Uno studioso appassionato di storia veneta trova fortunosamente alla Biblioteca della Fondazione Querini Stampalia di Venezia un polveroso manoscritto, attratto lo sfoglia: lo trova di grandissimo interesse perché, in forma cifrata, riporta una storia dimenticata, quella di un’ardita impresa compiuta su incarico della signoria veneziana da due suoi fidati uomini di spada o, meglio "agenti segreti" agli inizi del XVII secolo mai riportata dalla storiografia ufficiale della Repubblica e subito caduta nell’oblio.

Un libro nato dall'amore per Venezia

Comincia così "La lama del leone. Servizi segreti veneziani e pirati uscocchi", romanzo storico scritto da Francesco Chiaro, professore di greco e latino del Liceo Marco Foscarini di Venezia, ma nato dal grande amore per Venezia di un gruppo di amici tra cui Stefano De Grandis, fotografo e ideatore, Sandro Martinelli, ispiratore e protagonista della storia, l’Illustratore Lele Vianello, noto disegnatore collaboratore di Hugo Pratt.

La storia, di fantasia, è calata nel preciso contesto storico della lotta condotta dai veneziani contro i pirati uscocchi che infestavano l’Adriatico tra il secolo XVI e gli inizi del XVII; è ambientata per la precisione nel 1613, e parte da un fatto storicamente accaduto e documentato. «Si è scelto questo argomento molto particolare - la guerra contro gli uscocchi - perché del tutto sconosciuto alla maggioranza dei veneziani stessi», spiegano gli ideatori e autori.

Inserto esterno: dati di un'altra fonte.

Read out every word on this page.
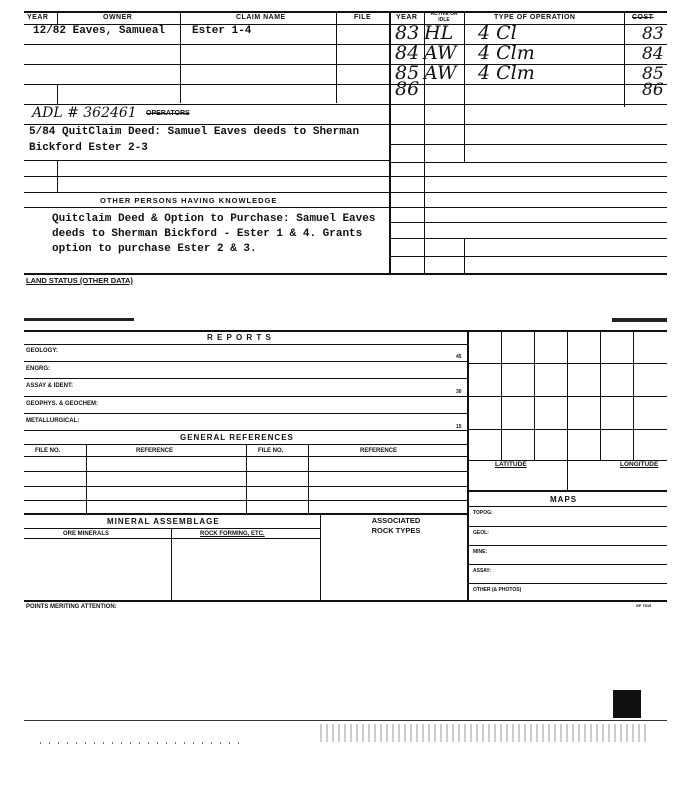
YEAR	OWNER	CLAIM NAME	FILE
12/82 Eaves, Samueal Ester 1-4
ADL # 362461 OPERATORS
5/84 QuitClaim Deed: Samuel Eaves deeds to Sherman
Bickford Ester 2-3
OTHER PERSONS HAVING KNOWLEDGE
Quitclaim Deed & Option to Purchase: Samuel Eaves
deeds to Sherman Bickford - Ester 1 & 4. Grants
option to purchase Ester 2 & 3.
YEAR	ACTIVE OR IDLE	TYPE OF OPERATION	COST
83 HL 4 Cl	83
84 AW 4 Clm	84
85 AW 4 Clm	85
86	86
LAND STATUS (OTHER DATA)
R E P O R T S
GEOLOGY:
45
ENGRG:
ASSAY & IDENT:
30
GEOPHYS. & GEOCHEM:
METALLURGICAL:
15
GENERAL REFERENCES
FILE NO.	REFERENCE	FILE NO.	REFERENCE
LATITUDE	LONGITUDE
MAPS
TOPOG:
GEOL:
MINE:
ASSAY:
OTHER (& PHOTOS)
MINERAL ASSEMBLAGE
ORE MINERALS	ROCK FORMING, ETC.
ASSOCIATED
ROCK TYPES
POINTS MERITING ATTENTION:	SP 7515
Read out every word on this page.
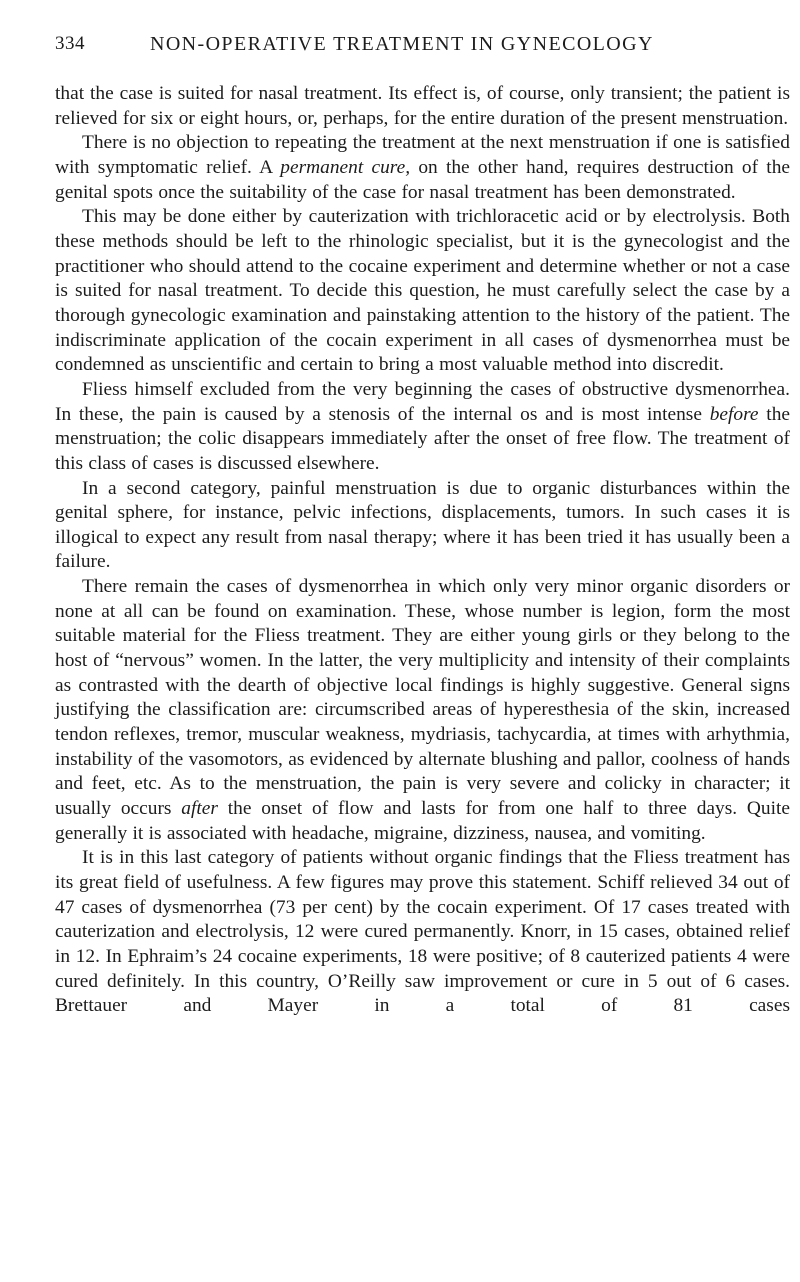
334	NON-OPERATIVE TREATMENT IN GYNECOLOGY

that the case is suited for nasal treatment. Its effect is, of course, only transient; the patient is relieved for six or eight hours, or, perhaps, for the entire duration of the present menstruation.

There is no objection to repeating the treatment at the next menstruation if one is satisfied with symptomatic relief. A permanent cure, on the other hand, requires destruction of the genital spots once the suitability of the case for nasal treatment has been demonstrated.

This may be done either by cauterization with trichloracetic acid or by electrolysis. Both these methods should be left to the rhinologic specialist, but it is the gynecologist and the practitioner who should attend to the cocaine experiment and determine whether or not a case is suited for nasal treatment. To decide this question, he must carefully select the case by a thorough gynecologic examination and painstaking attention to the history of the patient. The indiscriminate application of the cocain experiment in all cases of dysmenorrhea must be condemned as unscientific and certain to bring a most valuable method into discredit.

Fliess himself excluded from the very beginning the cases of obstructive dysmenorrhea. In these, the pain is caused by a stenosis of the internal os and is most intense before the menstruation; the colic disappears immediately after the onset of free flow. The treatment of this class of cases is discussed elsewhere.

In a second category, painful menstruation is due to organic disturbances within the genital sphere, for instance, pelvic infections, displacements, tumors. In such cases it is illogical to expect any result from nasal therapy; where it has been tried it has usually been a failure.

There remain the cases of dysmenorrhea in which only very minor organic disorders or none at all can be found on examination. These, whose number is legion, form the most suitable material for the Fliess treatment. They are either young girls or they belong to the host of “nervous” women. In the latter, the very multiplicity and intensity of their complaints as contrasted with the dearth of objective local findings is highly suggestive. General signs justifying the classification are: circumscribed areas of hyperesthesia of the skin, increased tendon reflexes, tremor, muscular weakness, mydriasis, tachycardia, at times with arhythmia, instability of the vasomotors, as evidenced by alternate blushing and pallor, coolness of hands and feet, etc. As to the menstruation, the pain is very severe and colicky in character; it usually occurs after the onset of flow and lasts for from one half to three days. Quite generally it is associated with headache, migraine, dizziness, nausea, and vomiting.

It is in this last category of patients without organic findings that the Fliess treatment has its great field of usefulness. A few figures may prove this statement. Schiff relieved 34 out of 47 cases of dysmenorrhea (73 per cent) by the cocain experiment. Of 17 cases treated with cauterization and electrolysis, 12 were cured permanently. Knorr, in 15 cases, obtained relief in 12. In Ephraim’s 24 cocaine experiments, 18 were positive; of 8 cauterized patients 4 were cured definitely. In this country, O’Reilly saw improvement or cure in 5 out of 6 cases. Brettauer and Mayer in a total of 81 cases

Fulcro della narrazione è l’impresa portata a termine da incursori per conto del governo della Serenissima, un’operazione che oggi chiameremmo "di intelligence" che ha una sua verosimiglianza perché iniziative del genere non erano sconosciute in quei lontani tempi ma venivano gestite dall’onnipotente e onnipresente Consiglio dei Dieci. Una missione ufficialmente non riconosciuta, ma che doveva risolvere un problema al governo della Repubblica. «Riportare alla memoria del presente i fatti del passato, anche o, soprattutto, i meno noti - spiega Francesco Chiaro - contribuisce ad illustrare la mirabile identità che il nostro passato ci lascia, come un preziosissimo dono da trasmettere alle future generazioni».